I don't think I liked him very much. I say this because I was sitting on the couch with him one day as he cleaned his guns, and pointed one of them at him, and pulled the trigger. I knew it wasn't loaded, but still. There was some serious hostility happening.
I also impulsively threw things at him sometimes.
I once got so scared of him that I dropped my pants and pissed on the floor.
I am not saying he was a horrible person at all, because he wasn't. He was kind and smart and capable, and danced with my mom in the kitchen and kissed her. He just didn't have any patience with kids. He didn't like me. I took this deeply personally, and to mean that I was a flawed and a bad person. I thought that everything he thought was wrong because I didn't like him.
So when I am hanging out with my nieces, especially the sensitive one who is like me, I am soft and listen and make a lot of eye contact. Unless I am in bad form that day, in which case, I lay on the couch and play with my iPhone. But when I am on, I am right there watching awful movies about families and their dogs and whatnot. Oh, it is work. Or worse than work. Yes, I think work is more natural than Beethoven 3.

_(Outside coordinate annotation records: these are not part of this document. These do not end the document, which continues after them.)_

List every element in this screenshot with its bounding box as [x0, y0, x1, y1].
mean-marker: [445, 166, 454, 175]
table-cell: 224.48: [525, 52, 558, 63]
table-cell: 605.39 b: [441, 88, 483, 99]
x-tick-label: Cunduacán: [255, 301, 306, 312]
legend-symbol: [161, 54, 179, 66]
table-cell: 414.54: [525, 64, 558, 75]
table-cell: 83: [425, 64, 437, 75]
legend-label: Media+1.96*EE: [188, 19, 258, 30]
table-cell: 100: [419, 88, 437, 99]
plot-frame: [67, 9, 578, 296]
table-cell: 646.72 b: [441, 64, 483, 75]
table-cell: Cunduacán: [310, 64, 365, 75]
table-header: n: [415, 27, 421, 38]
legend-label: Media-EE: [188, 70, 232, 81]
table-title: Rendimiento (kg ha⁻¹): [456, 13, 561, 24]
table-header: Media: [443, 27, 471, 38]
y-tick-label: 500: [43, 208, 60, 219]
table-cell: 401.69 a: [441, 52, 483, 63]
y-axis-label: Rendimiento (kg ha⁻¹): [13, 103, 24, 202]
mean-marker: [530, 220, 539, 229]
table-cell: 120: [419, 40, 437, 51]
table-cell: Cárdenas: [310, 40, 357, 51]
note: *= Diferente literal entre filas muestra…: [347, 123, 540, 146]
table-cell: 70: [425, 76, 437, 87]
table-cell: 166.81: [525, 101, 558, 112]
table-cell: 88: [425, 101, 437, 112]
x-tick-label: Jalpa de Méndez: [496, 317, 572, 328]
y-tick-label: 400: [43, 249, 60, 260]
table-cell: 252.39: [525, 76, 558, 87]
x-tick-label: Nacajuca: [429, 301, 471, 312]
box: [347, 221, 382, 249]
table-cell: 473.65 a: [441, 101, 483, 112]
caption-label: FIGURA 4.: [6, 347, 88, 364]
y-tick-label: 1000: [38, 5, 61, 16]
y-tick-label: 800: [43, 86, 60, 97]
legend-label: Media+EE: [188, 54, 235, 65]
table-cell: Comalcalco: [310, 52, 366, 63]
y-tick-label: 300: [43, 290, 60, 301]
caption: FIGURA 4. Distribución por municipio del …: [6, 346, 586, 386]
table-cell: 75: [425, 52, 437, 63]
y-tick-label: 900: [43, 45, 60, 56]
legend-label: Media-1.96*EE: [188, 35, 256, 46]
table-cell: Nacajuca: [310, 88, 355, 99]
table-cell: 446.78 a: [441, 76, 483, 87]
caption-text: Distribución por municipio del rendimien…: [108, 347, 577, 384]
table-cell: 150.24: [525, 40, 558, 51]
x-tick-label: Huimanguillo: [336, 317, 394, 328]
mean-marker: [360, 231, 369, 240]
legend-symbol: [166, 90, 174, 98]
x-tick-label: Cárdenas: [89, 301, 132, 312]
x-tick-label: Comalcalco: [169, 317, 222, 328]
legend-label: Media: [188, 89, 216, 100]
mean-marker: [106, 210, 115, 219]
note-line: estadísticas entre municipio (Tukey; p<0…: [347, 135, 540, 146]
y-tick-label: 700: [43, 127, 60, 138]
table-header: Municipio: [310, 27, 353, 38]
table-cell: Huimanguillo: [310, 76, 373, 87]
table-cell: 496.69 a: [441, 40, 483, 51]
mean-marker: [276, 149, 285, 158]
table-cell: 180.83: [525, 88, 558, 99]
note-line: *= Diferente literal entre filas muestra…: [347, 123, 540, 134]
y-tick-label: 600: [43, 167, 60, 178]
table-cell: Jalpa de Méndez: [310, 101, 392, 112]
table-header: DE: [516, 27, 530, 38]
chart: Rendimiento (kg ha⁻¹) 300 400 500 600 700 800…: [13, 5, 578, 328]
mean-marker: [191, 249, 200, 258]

I remember how I felt about adults when I was a kid: I worshiped them. People talk about how much we love our kids, and they forget how much kids love us back. It is easy to forget what loving like that feels like. When you think your mom thinks you're stupid, it is as wrenching and painful as when you grow up and think your lover or best friend or mom thinks you're stupid. It sucks. And I have never found that way of communicating--"do what I want and make yourself better or I will ruin your day with my criticism"--to work. That dynamic has actually crushed friendships and my marriage. Plus, I had a cat who wouldn't stop pooping all over the place I guess because I was irritated and ignored her. And it probably wouldn't even work with plants--flourish or I'll judge you, plant.
No, plants and kids and cats and adults need water, light, the right fertilizer, some singing while you feed them. They shake when you come near them even, which I read a few years ago in some botany/science study that gave me visions about plants screaming but making no sound and having no power while you killed them. I can sympathize with the Jain Buddhist idea of sweeping in front of you while you walk. (They are the Buddhists who don't believe in killing anything beyond the barest needs of survival. Philip Roth has a pretty scary portrayal of them as life-denying anorexic maniacs in American Pastoral, but I can see their side, too.)
Anyway, the eye contact thing. I started laying it on my daughter a few months ago and whoa, it stopped her tantrums cold. A firm and gentle and sustained look. I have also been able to dissipate most fights with adults with some form of this tactic. A look or a touch on the hand or a hug or an apology or a smile or an acquisition. I know what you are thinking, so I am a pushover, but for some reason I just have this view of conflict like it's something you don't have to fight through if you can dissolve it and make it go away. You know what works even more amazingly? An apology. A sincere, shit-eating apology, which is like depositing a whole tax return into your interpersonal bank account with that particular human.
I am rambling, and probably won't edit this much, and will also maybe be telling you in 13 years what it is like to bail your kid out of jail. But I don't want to give my kid anything to rebel against, is the thing. My mom didn't. She was stern and loving and quietly disapproving in a way that broke my heart and will immediately. So I will be stern and whatnot when she does something like try to punch me in the face or run into traffic, but with words like:
Don't hit mommy. That hurts.
Don't run into traffic! Cars can hurt you!
And she is scared of cars, and doesn't try to hit me anymore.
So that is my parenting advice according to non-violent communication. But coming from someone who has never kept a house plant alive, not even a cactus.